Они быстро шли вдоль перрона, протискиваясь сквозь толпу отъезжающих, провожающих и встречающих к выходу. То и дело раздавались по сторонам радостные восклицания, люди обнимали друг друга, обменивались счастливыми улыбками.
Что ж, пусть. Их-то с Никиткой никто не встретит. Потому что не ждет – никто…
Здесь, в родном городе, который Варя оставила уже почти десять лет назад, у нее теперь осталась одна только мама. Ни друзей, ни подруг. И любовь – первая и единственная – осталась там, далеко позади. В Москве, которая так и не стала для нее родным городом. Не сложились как-то у Вари отношения с Москвой. И жизнь – не сложилась тоже.
«Не смей, – строго сказала она себе, – не смей думать об этом! Возьми себя в руки!»
Перрон наконец-то остался позади. Варя огляделась по сторонам, с трудом узнавая привокзальную площадь, которая за прошедшие годы изменилась практически до неузнаваемости, обросла магазинами и кафе. И только унылый памятник Дзержинскому и пушистые голубые елки вокруг него по-прежнему оставались неизменными.
– Кто это? – Никита остановился и принялся задумчиво рассматривать возвышающуюся по центру площади фигуру «Железного Феликса».
– Это Феликс Дзержинский.
– Космонавт? – с надеждой уточнил сын.
Никита бредил космосом и космическими полетами и совершенно искренне полагал, что памятники можно ставить только космонавтам. Другие люди этого просто не достойны.
– Нет, Никита. В то время, когда он жил, космонавтики еще не было.
– Понятно, – разочарованно протянул сын и отвел взгляд от памятника в поисках объекта, более достойного его внимания. Совсем скоро такой объект был найден. Им оказался лоток с мороженным.
– Мам, купи «Экстрем» с клубникой!
– Тебе же холодно, – возразила Варя. – Ты же только что сам сказал…
– Мне уже тепло!
Спорить было бесполезно. Варя расплатилась за мороженное и протянула его сыну.
– Ешь. Только откусывай понемногу.
– Ага, – согласился Никита уже с набитым ртом.

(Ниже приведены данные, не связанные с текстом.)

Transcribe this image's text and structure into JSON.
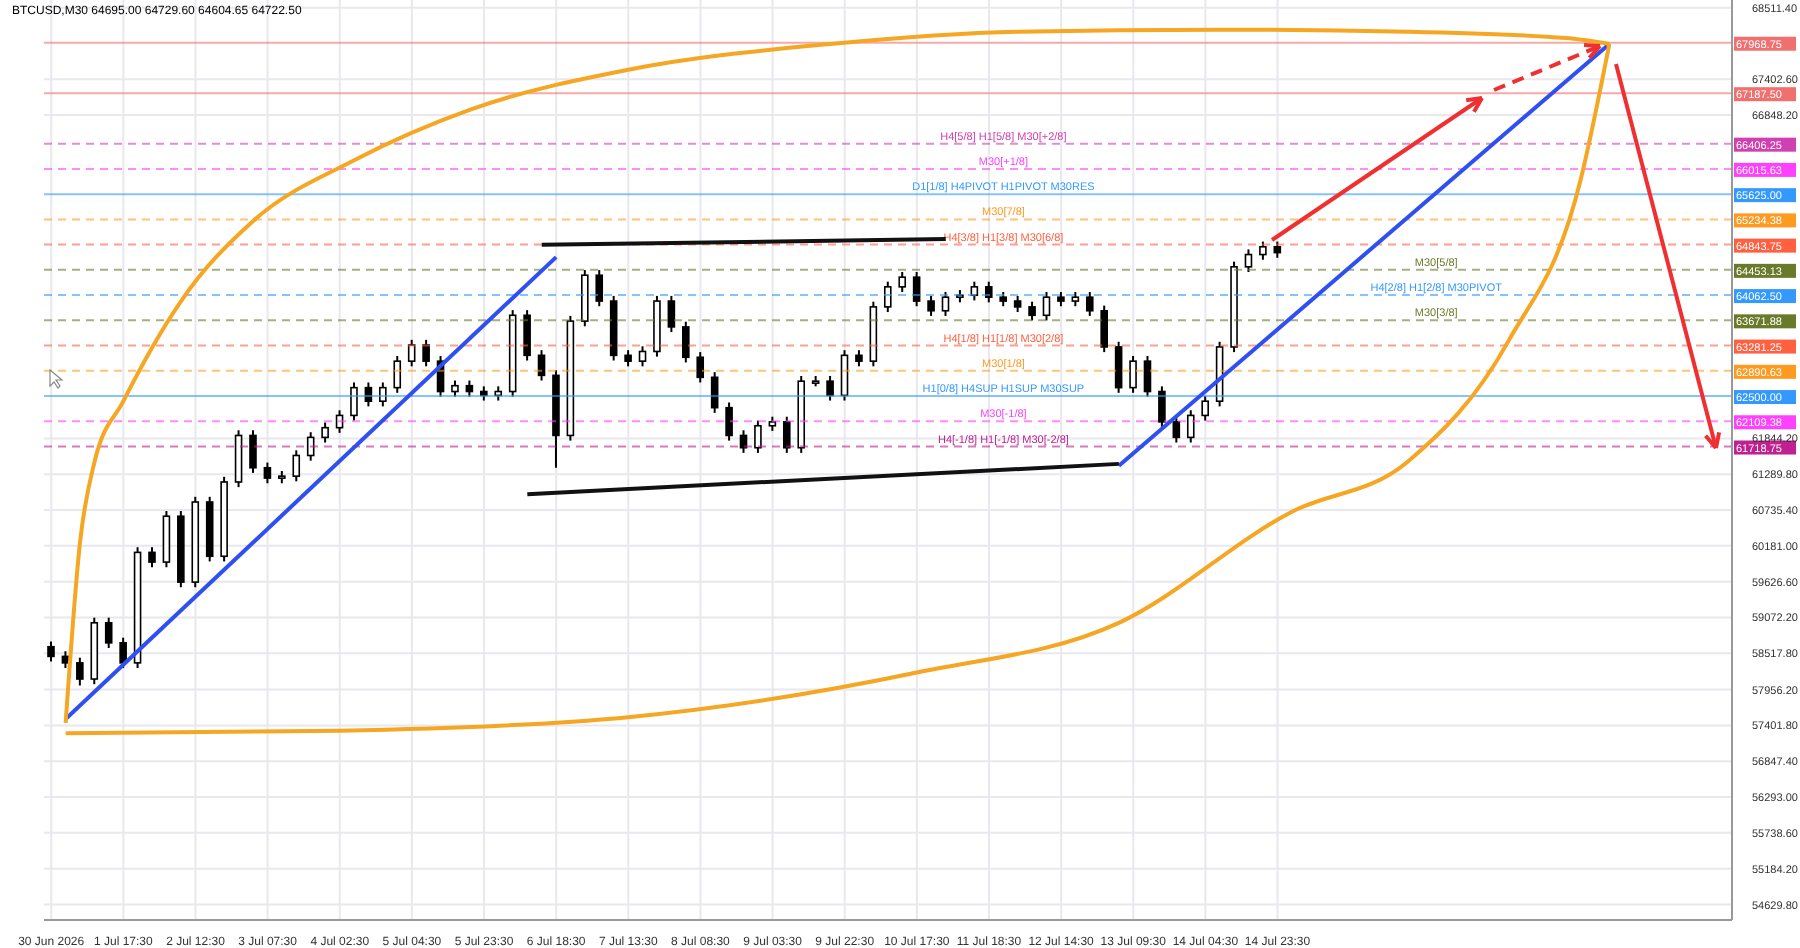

Они пересекли площадь и остановились возле дороги. Устало вздохнув, Варя опустила большую тяжелую сумку с вещами прямо на землю и принялась всматриваться вдаль в поисках такси. Машины скользили вдоль проезжей части стройным потоком, но в первой, ближней к тротуару, полосе, почему-то оказывались только «Газели» или какие-нибудь иномарки, сверкающие намытыми боками. Владельцам дорогих игрушек явно была чужда идея скалымить на дороге полтинник.
– Мам, ты правда здесь жила раньше?
– Конечно, жила.
– Странно.
– Почему странно?
– Не знаю. Просто не могу себе представить.
– Значит, совсем ничего не помнишь? Тебе ведь три года было, когда мы приезжали сюда в последний раз. С тобой и с папой…
– Помню что-то такое… Вернее, почти ничего не помню. А бабушка далеко отсюда живет?
– Не очень далеко. Мы быстро приедем. Соскучился по бабушке?
– Соскучился. И по папе соскучился тоже…
Напрасно она задала ему этот вопрос. Не почувствовала вовремя, как хрустнул тонкий лед под ногами… Неужели так будет всегда? Это постоянное напряжение, эта затаившаяся на дне души и в любую минуту готовая выплеснуться наружу стремительным потоком горечь – вот как сейчас?
– Никита, прошу тебя. Мы же договорились.
– Договорились, – грустно кивнул сын. – Я знаю. Прости меня, я снова заставил тебя грустить.
Проезжающий мимо темно-синий «форд» моргнул фарами и вильнул к обочине. Варя подошла, немного удивившись тому, что водитель столь презентабельной на вид машины решил «подкалымить».
– До Ильинской площади довезете?
Водитель – мужчина лет сорока – приветливо улыбнулся.
– Довезу, мне как раз по пути. Садитесь!
Варя открыла заднюю дверцу, но Никита сразу заупрямился.